Выбрать главу

Серсея расспросила Нострадамуса о будущем, но тот ничего не видел ― какие-то смутные образы, незнакомые имена, лицо Сезара среди них. Самое главное, что увидел он ― торжество по поводу пятидесятилетия короля Франциска, и это окончательно успокоило Серсею. Она поняла, в чём была её лазейка ― не союз Марии и Франциска погубил бы брата, но его любовь к ней. Теперь же этой любви не суждено было сбыться. Генриху пришлось дать Лоле титул герцогини де Валентинуа и земли ― Серсея использовала на это своё желание, которое Генрих ей обещал, и ни о чём не жалела. Узнав об этом, Франциск ворвался к ней в покои, сорвал с кресла, где она сидела, и закрутил по комнате, радостно смеясь. Принцесса давно не видела брата таким счастливым. Потом дофин встал на колени и расцеловал ей руки.
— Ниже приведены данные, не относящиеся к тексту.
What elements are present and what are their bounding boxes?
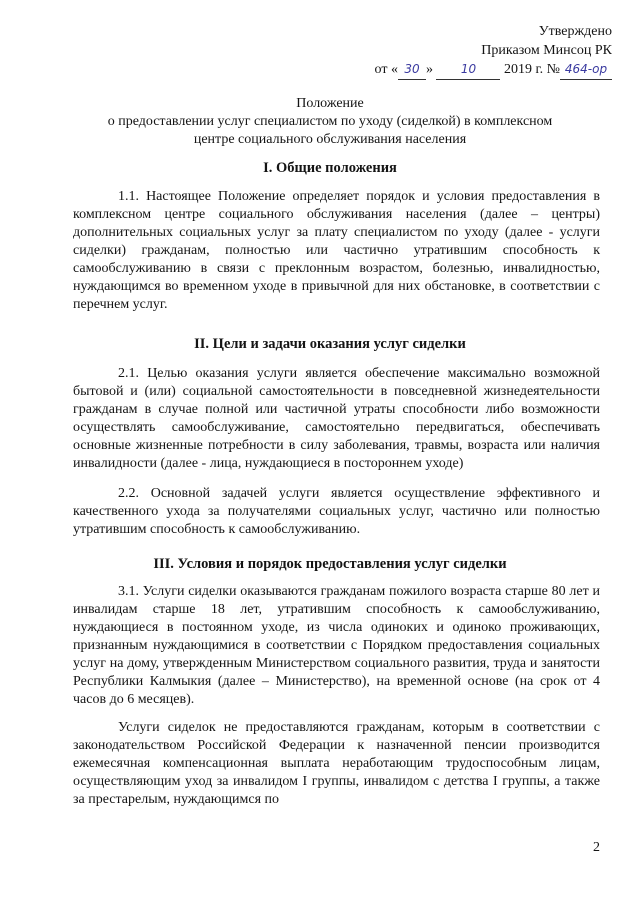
approval-stamp: [375, 22, 612, 80]
handwritten-month: 10: [436, 60, 500, 80]
handwritten-day: 30: [398, 60, 426, 80]
approval-number-label: №: [546, 62, 560, 77]
title-line-2: о предоставлении услуг специалистом по уходу (сиделкой) в комплексном: [107, 114, 553, 129]
approval-order: Приказом Минсоц РК: [481, 43, 612, 58]
approval-date-line: [375, 60, 612, 80]
approval-label: Утверждено: [538, 24, 612, 39]
section-1-heading: I. Общие положения: [263, 160, 397, 176]
paragraph-2-1: 2.1. Целью оказания услуги является обеспечение максимально возможной бытовой и (или) социальной самостоятельности в повседневной жизнедеятельности гражданам в случае полной или частичной утраты способности либо возможности осуществлять самообслуживание, самостоятельно передвигаться, обеспечивать основные жизненные потребности в силу заболевания, травмы, возраста или наличия инвалидности (далее - лица, нуждающиеся в постороннем уходе): [73, 366, 600, 471]
paragraph-3-2: Услуги сиделок не предоставляются гражданам, которым в соответствии с законодательством Российской Федерации к назначенной пенсии производится ежемесячная компенсационная выплата неработающим трудоспособным лицам, осуществляющим уход за инвалидом I группы, инвалидом с детства I группы, а также за престарелым, нуждающимся по: [73, 720, 600, 807]
page-number: 2: [593, 840, 600, 855]
paragraph-2-2: 2.2. Основной задачей услуги является осуществление эффективного и качественного ухода за получателями социальных услуг, частично или полностью утратившим способность к самообслуживанию.: [73, 486, 600, 537]
section-2-heading: II. Цели и задачи оказания услуг сиделки: [194, 336, 466, 352]
document-title: [60, 95, 600, 149]
section-3-heading: III. Условия и порядок предоставления услуг сиделки: [153, 556, 507, 572]
approval-from-mid: »: [425, 62, 433, 77]
paragraph-3-1: 3.1. Услуги сиделки оказываются гражданам пожилого возраста старше 80 лет и инвалидам старше 18 лет, утратившим способность к самообслуживанию, нуждающиеся в постоянном уходе, из числа одиноких и одиноко проживающих, признанным нуждающимися в соответствии с Порядком предоставления социальных услуг на дому, утвержденным Министерством социального развития, труда и занятости Республики Калмыкия (далее – Министерство), на временной основе (на срок от 4 часов до 6 месяцев).: [73, 584, 600, 707]
title-line-3: центре социального обслуживания населения: [193, 132, 467, 147]
approval-year: 2019 г.: [503, 62, 544, 77]
title-line-1: Положение: [296, 96, 364, 111]
approval-from-prefix: от «: [374, 62, 398, 77]
handwritten-number: 464-ор: [560, 60, 612, 80]
paragraph-1-1: 1.1. Настоящее Положение определяет порядок и условия предоставления в комплексном центре социального обслуживания населения (далее – центры) дополнительных социальных услуг за плату специалистом по уходу (далее - услуги сиделки) гражданам, полностью или частично утратившим способность к самообслуживанию в связи с преклонным возрастом, болезнью, инвалидностью, нуждающимся во временном уходе в привычной для них обстановке, в соответствии с перечнем услуг.: [73, 189, 600, 312]
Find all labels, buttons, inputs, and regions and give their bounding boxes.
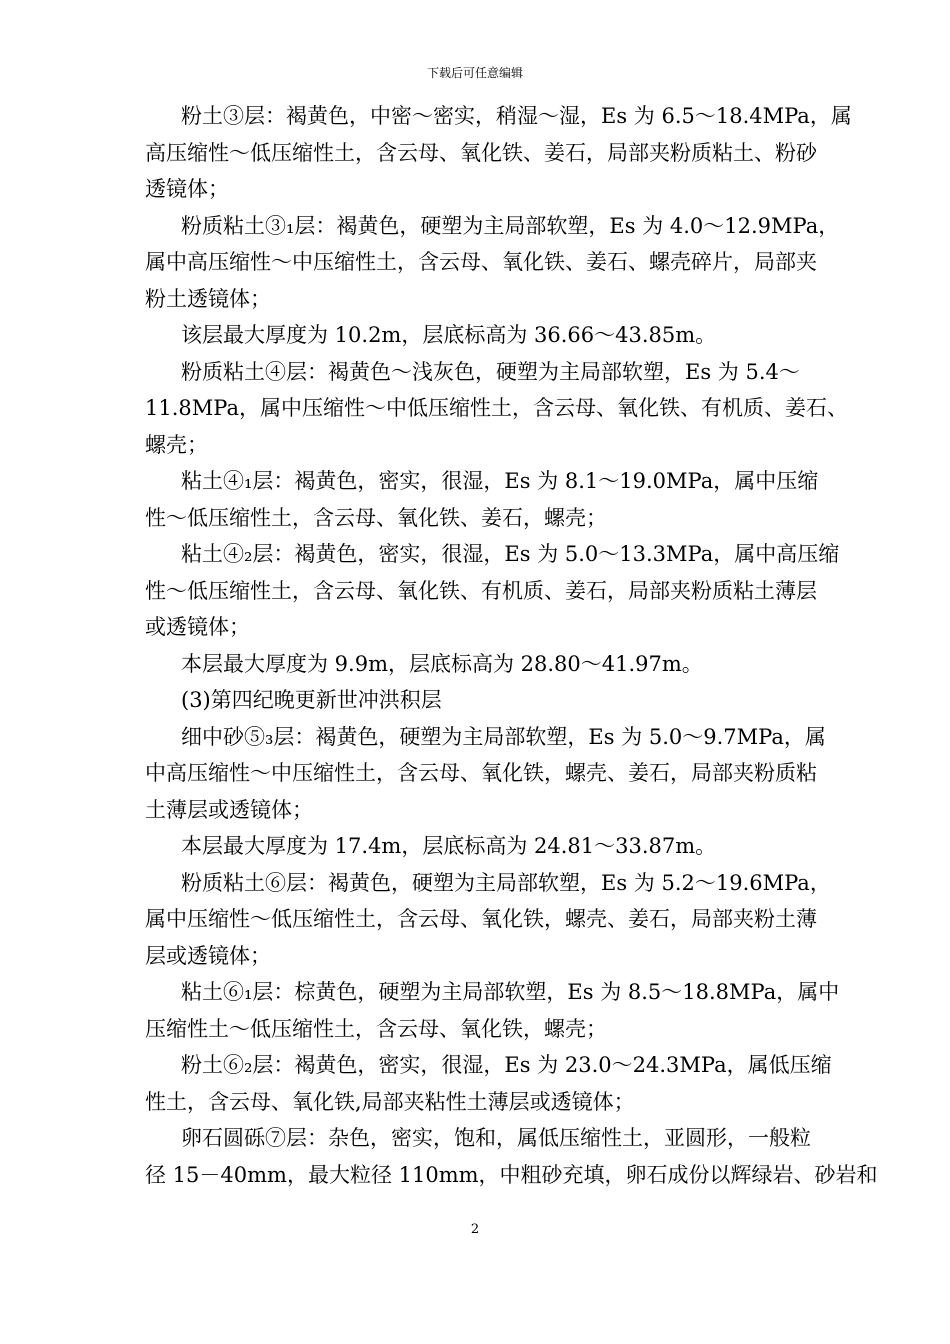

С момента её родов началась настоящая благодать ― тишь и гладь.

Её посещали как можно чаще почти все, но это Серсею уже не расстраивало. Лола заглядывала обычно после обеда, они вместе полдничали, и аристократка с удовольствием возилась с маленьким Сезаром. Генрих пытался заглянуть каждый вечер, если дела не мешали, но его визиты были краткими и строились в основном на том, чтобы справиться о здоровье дочери и внука лично у Серсеи и преподнести подарок: молодой матери или младенцу-внуку.

Сезар, казалось, был рад всем: он весело реагировал на каждое новое лицо, и Серсея облегчённо вздыхала, чувствуя, что её сыну действительно предначертана долгая жизнь, как и предсказал его отец.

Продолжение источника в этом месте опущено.